Already, Ken Ofori-Atta had emphatically stated that Ghana would not return to the IMF for support in order to deal with the challenges that the local economy is going through at the moment.
Speaking at the 3rd Townhall meeting on the E-levy on Thursday February 10, at the the Radache Hotel in Tamale in the Northern Region, he indicated that a return to the Bretton Woods institution will have dire consequences.
He also indicated that Ghana had the capacity to raise domestic revenue for development.
The government had been called upon to return to the IMF for support instead of relying on the E-levy for revenue.
For instance, a former Member of Parliament for New Juabeng South, Dr Mark Assibey-Yeboah believed that a return would rescue Ghana’s struggling economy.
“Without a doubt, I think we should be placing a call to Washington if we haven’t really done that. We are just not going to ask for the funds just because E-levy has been passed or not. E-levy will just bring about GH¢5 billion. We are in a deep hole of our tax revenue and facing difficulties, so going to the Fund will give us some support.
“So there is nothing wrong with going to the Fund. Ghana is a member of the IMF so what is wrong going to ask for support when we are in difficulties to go and pool resources. If I was the finance minister, I will be convincing the President that it is about time we went back,” he told Citi.
Mark Assibey Yeboah also added that the revenue expected to be accrued from the E-levy is to ensure the economic stability government is eyeing.
He further cast doubt on the government’s ability to raise the projected GH¢6.9 billion target, saying the maximum the government can raise from the controversial e-levy is GH¢5 billion.
“The GH¢6.9 billion target cannot be realized. There are a lot of exemptions so, in my estimation, the maximum amount we can get from the E-levy is GH¢5 billion, and that is less than a billion dollars, so I do not think that the E-levy is going to be a panacea to our revenues. Going to the IMF will ensure some stability and above all, we are going to get some $3 billion”.
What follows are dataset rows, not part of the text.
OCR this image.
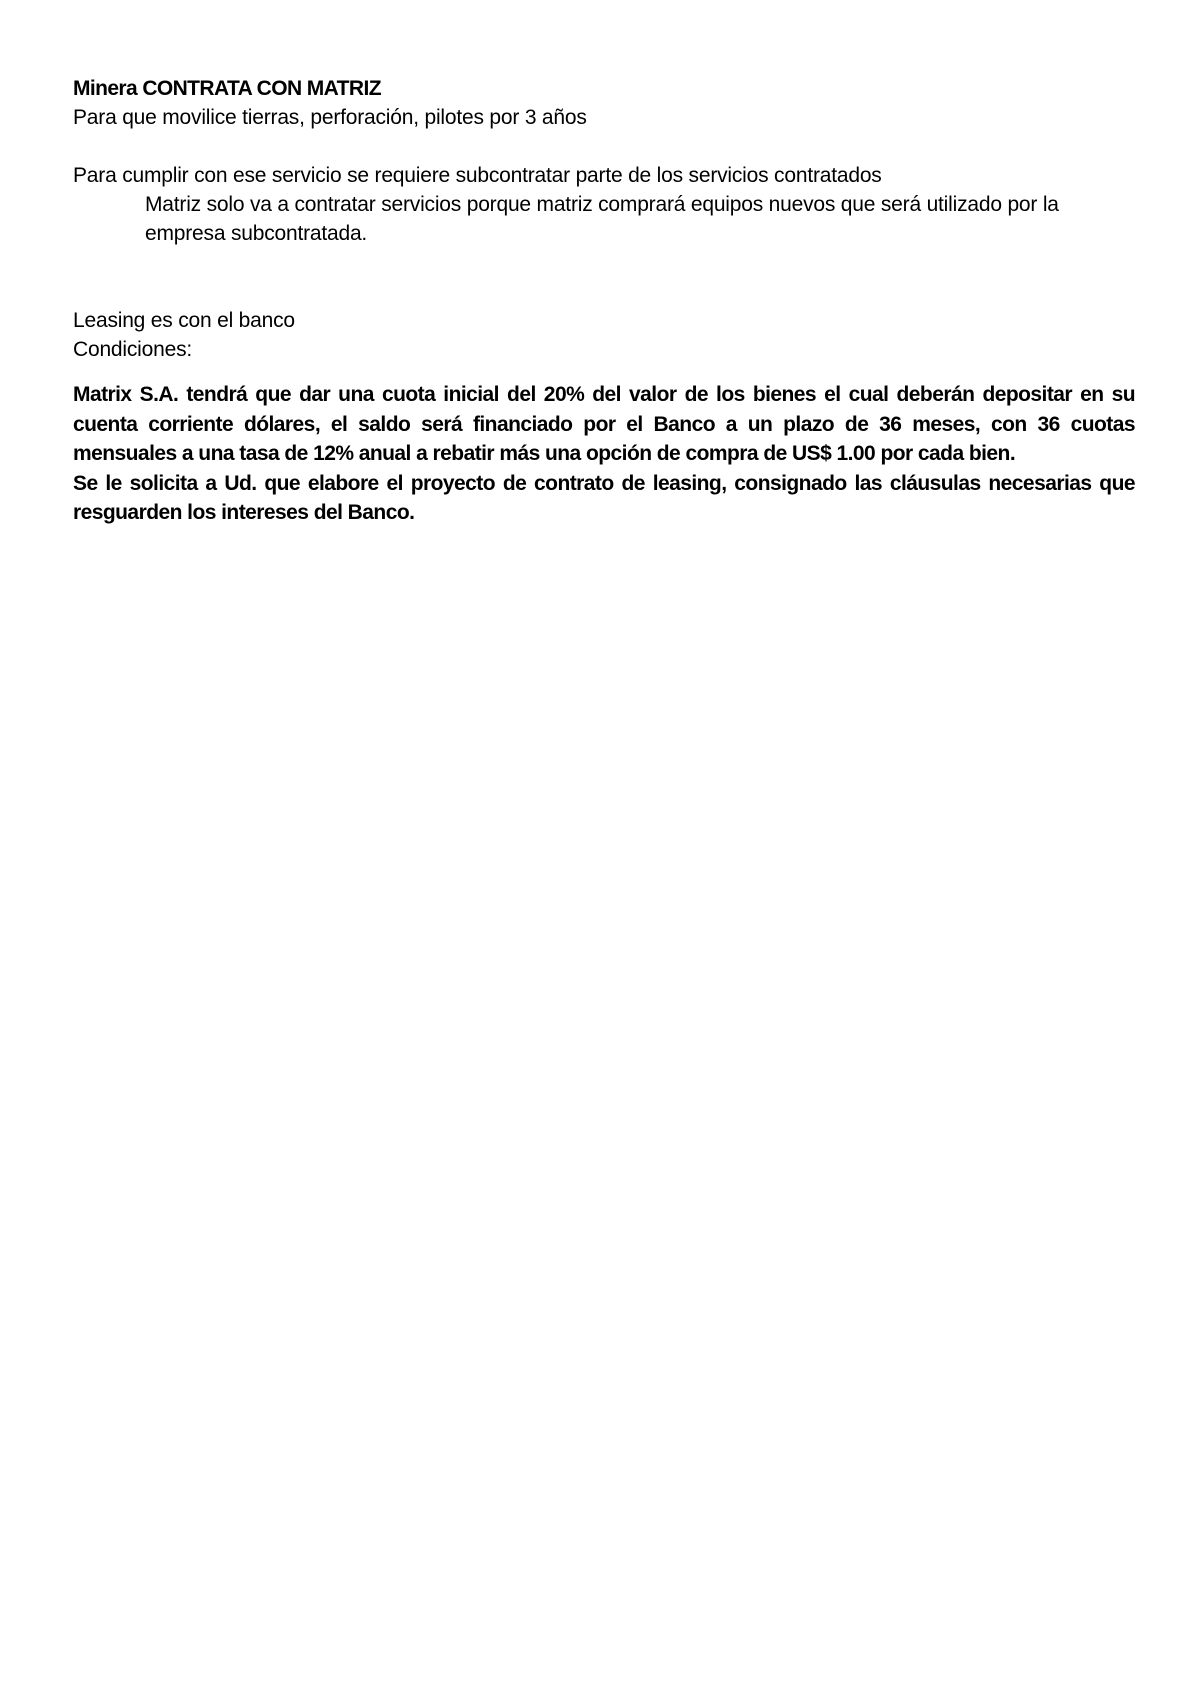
Minera CONTRATA CON MATRIZ

Para que movilice tierras, perforación, pilotes por 3 años

Para cumplir con ese servicio se requiere subcontratar parte de los servicios contratados

Matriz solo va a contratar servicios porque matriz comprará equipos nuevos que será utilizado por la empresa subcontratada.

Leasing es con el banco

Condiciones:

Matrix S.A. tendrá que dar una cuota inicial del 20% del valor de los bienes el cual deberán depositar en su cuenta corriente dólares, el saldo será financiado por el Banco a un plazo de 36 meses, con 36 cuotas mensuales a una tasa de 12% anual a rebatir más una opción de compra de US$ 1.00 por cada bien.

Se le solicita a Ud. que elabore el proyecto de contrato de leasing, consignado las cláusulas necesarias que resguarden los intereses del Banco.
But Mr Ofori-Atta who had earlier stated that the government would not go back to the IMF insisted that “I can tell you, as my colleague deputy said, we are not going back to the IMF, whatever we do we are not [going back]. The consequences are dire, we are a proud nation, we have the resources , we have that capacity, don’t let anybody tell you … we are not people of short-sighted, we need to move on,” Mr Ofori-Atta said.
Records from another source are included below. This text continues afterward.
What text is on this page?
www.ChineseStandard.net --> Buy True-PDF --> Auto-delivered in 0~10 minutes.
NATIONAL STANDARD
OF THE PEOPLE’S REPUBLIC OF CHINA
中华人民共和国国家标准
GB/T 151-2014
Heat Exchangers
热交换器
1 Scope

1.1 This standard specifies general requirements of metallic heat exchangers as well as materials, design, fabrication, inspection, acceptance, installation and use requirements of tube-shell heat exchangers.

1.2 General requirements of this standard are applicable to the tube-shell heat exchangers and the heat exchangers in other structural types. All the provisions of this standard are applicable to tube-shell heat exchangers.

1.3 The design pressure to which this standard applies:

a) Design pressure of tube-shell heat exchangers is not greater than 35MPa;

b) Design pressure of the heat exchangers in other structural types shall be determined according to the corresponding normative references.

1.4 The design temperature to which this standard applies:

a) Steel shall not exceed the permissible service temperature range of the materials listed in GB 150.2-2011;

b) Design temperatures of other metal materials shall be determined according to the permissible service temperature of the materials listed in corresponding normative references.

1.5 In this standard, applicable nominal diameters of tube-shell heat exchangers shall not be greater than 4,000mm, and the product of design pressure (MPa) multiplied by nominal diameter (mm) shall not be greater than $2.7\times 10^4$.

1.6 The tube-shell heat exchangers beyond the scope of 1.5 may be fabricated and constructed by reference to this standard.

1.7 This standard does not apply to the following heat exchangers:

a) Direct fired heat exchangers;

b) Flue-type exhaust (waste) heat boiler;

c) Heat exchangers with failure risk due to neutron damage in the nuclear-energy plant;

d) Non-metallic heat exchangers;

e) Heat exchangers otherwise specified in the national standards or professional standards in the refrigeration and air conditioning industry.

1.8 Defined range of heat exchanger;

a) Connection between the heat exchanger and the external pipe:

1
On the aspect of rising cost of living, the Finance Minister said that several other African countries are experiencing severe economic challenges.
“Today, 41 African economies are severely exposed to, at least, one of three concurrent crisis, rising food prices , rising energy prices , tightening financial conditions Finance Ministers now call it the dreaded three Fs; Food, fuel and financial conditions.
“That is just a ripple through in all Africa, and food prices easily about 34 per cent higher , crude oil prices some 60 per cent.